Deze motie is voorgesteld door de leden Veltman en Bikker.

Zij krijgt nr. 241 (28638).

Mevrouw Veltman (VVD)

Mevrouw Veltman (VVD):

Dank u wel, voorzitter.

De heer Bosma (PVV)

De voorzitter:

U bedankt. Dan de heer Krul van het CDA.

De heer Krul (CDA)

De heer Krul (CDA):

Voorzitter.

Motie

De Kamer,

gehoord de beraadslaging,

constaterende dat klanten een van de kernoorzaken zijn van mensenhandel en dit onvoldoende terugkeert in het voorliggende programma Samen tegen Mensenhandel;

verzoekt de regering om in het nieuwe programma een expliciet hoofdstuk te wijden aan concrete voorstellen om de klantkant van mensenhandel aan te pakken, zoals op het gebied van de strafbaarheid, verantwoordelijkheid en bewustwording,

en gaat over tot de orde van de dag.

De voorzitter:

Deze motie is voorgesteld door de leden Krul en Bikker.
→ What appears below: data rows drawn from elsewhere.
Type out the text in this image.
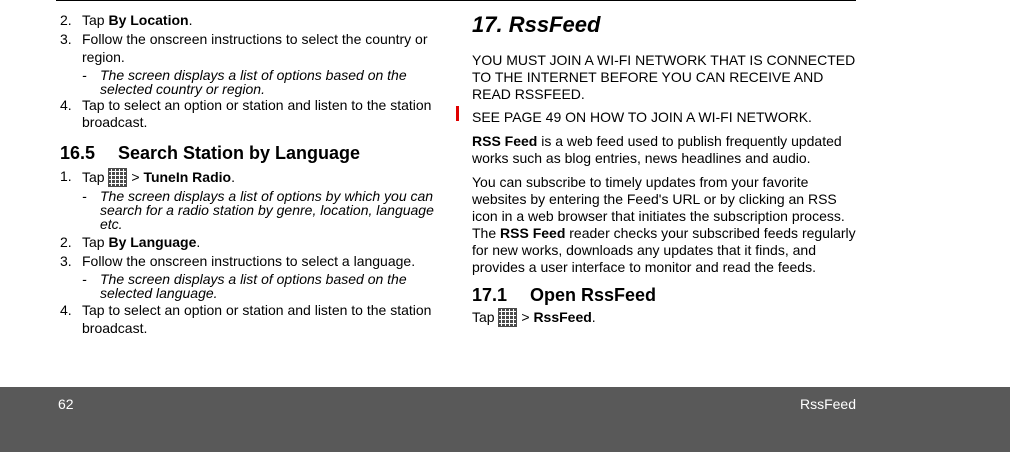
2. Tap By Location.
3. Follow the onscreen instructions to select the country or region.
- The screen displays a list of options based on the selected country or region.
4. Tap to select an option or station and listen to the station broadcast.
16.5 Search Station by Language
1. Tap  > TuneIn Radio.
- The screen displays a list of options by which you can search for a radio station by genre, location, language etc.
2. Tap By Language.
3. Follow the onscreen instructions to select a language.
- The screen displays a list of options based on the selected language.
4. Tap to select an option or station and listen to the station broadcast.
17. RssFeed

YOU MUST JOIN A WI-FI NETWORK THAT IS CONNECTED TO THE INTERNET BEFORE YOU CAN RECEIVE AND READ RSSFEED.

SEE PAGE 49 ON HOW TO JOIN A WI-FI NETWORK.

RSS Feed is a web feed used to publish frequently updated works such as blog entries, news headlines and audio.

You can subscribe to timely updates from your favorite websites by entering the Feed's URL or by clicking an RSS icon in a web browser that initiates the subscription process. The RSS Feed reader checks your subscribed feeds regularly for new works, downloads any updates that it finds, and provides a user interface to monitor and read the feeds.

17.1 Open RssFeed
Tap  > RssFeed.
62	RssFeed
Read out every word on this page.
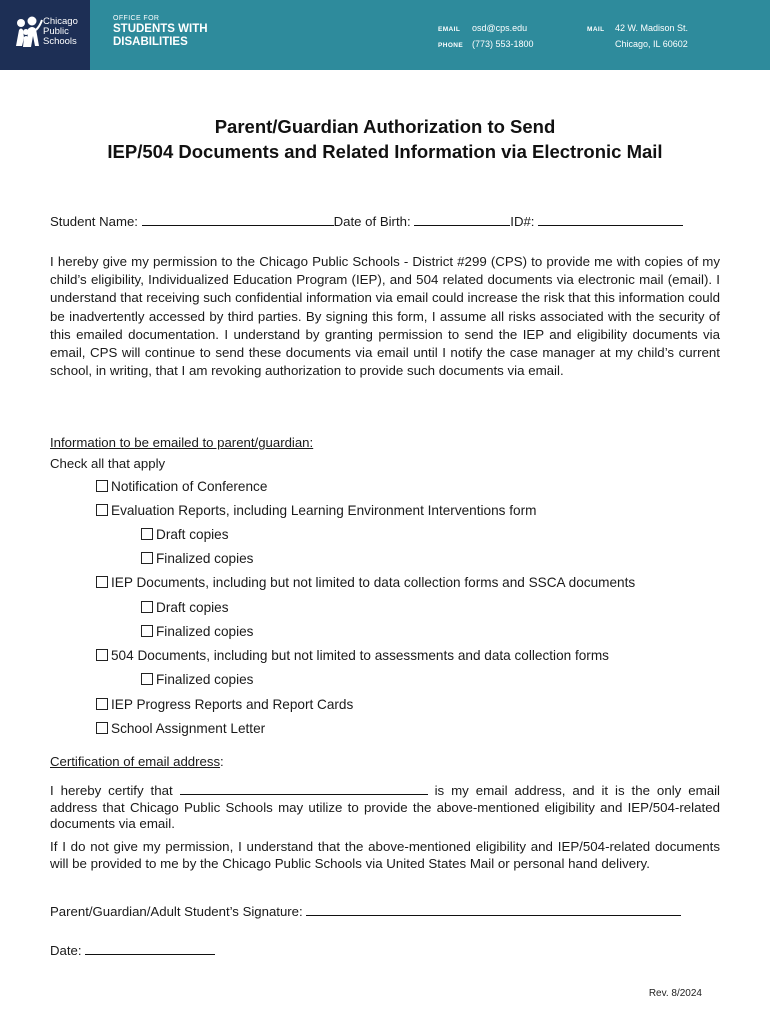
Chicago
Public
Schools
OFFICE FOR
STUDENTS WITH
DISABILITIES
EMAIL osd@cps.edu
PHONE (773) 553-1800
MAIL 42 W. Madison St.
Chicago, IL 60602
Parent/Guardian Authorization to Send
IEP/504 Documents and Related Information via Electronic Mail
Student Name:	Date of Birth:	ID#:
I hereby give my permission to the Chicago Public Schools - District #299 (CPS) to provide me with copies of my child’s eligibility, Individualized Education Program (IEP), and 504 related documents via electronic mail (email). I understand that receiving such confidential information via email could increase the risk that this information could be inadvertently accessed by third parties. By signing this form, I assume all risks associated with the security of this emailed documentation. I understand by granting permission to send the IEP and eligibility documents via email, CPS will continue to send these documents via email until I notify the case manager at my child’s current school, in writing, that I am revoking authorization to provide such documents via email.
Information to be emailed to parent/guardian:
Check all that apply
Notification of Conference
Evaluation Reports, including Learning Environment Interventions form
Draft copies
Finalized copies
IEP Documents, including but not limited to data collection forms and SSCA documents
Draft copies
Finalized copies
504 Documents, including but not limited to assessments and data collection forms
Finalized copies
IEP Progress Reports and Report Cards
School Assignment Letter
Certification of email address:
I hereby certify that	is my email address, and it is the only email address that Chicago Public Schools may utilize to provide the above-mentioned eligibility and IEP/504-related documents via email.
If I do not give my permission, I understand that the above-mentioned eligibility and IEP/504-related documents will be provided to me by the Chicago Public Schools via United States Mail or personal hand delivery.
Parent/Guardian/Adult Student’s Signature:
Date:
Rev. 8/2024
Zij krijgt nr. 242 (28638).

De heer Krul (CDA)

De heer Krul (CDA):

Voorzitter. De Tweede Kamer heeft al gesteld dat het niet zo kan zijn dat daders die voor betaling seks hebben met minderjarigen wegkomen met alleen maar een taakstraf. Op 1 december, drie weken geleden, deed de rechtbank Zeeland-West-Brabant uitspraak in een zaak waarin een 37-jarige man terechtstond voor seks tegen betaling met een 13-jarig meisje, het slachtoffer van seksuele uitbuiting. De uitspraak: één dag in de cel, een taakstraf en €1.000 schadevergoeding. Eén dag cel voor betaalde seks met een 13-jarige. Wat zeggen de rechters dan? "Er is maar sprake geweest van één keer seks, en niet meerdere keren." Zijn we nou helemaal gek geworden? Zeggen we ook tegen slachtoffers van verkrachting: ja, maar het was maar één keer? Of er wordt gesteld: er kan niet voldoende bewezen worden dat de verdachte ook echt op zoek was naar seks met een minderjarige. 13 jaar! Of er wordt gezegd: de reden voor een korte celstraf is dat daders ook een leven hebben en een gezin met kinderen waar ze naartoe terug moeten keren. Dit wordt gezegd zonder ook maar enige notie van wat dit doet met het leven van een 13-jarige. Wat is dit voor gekkigheid?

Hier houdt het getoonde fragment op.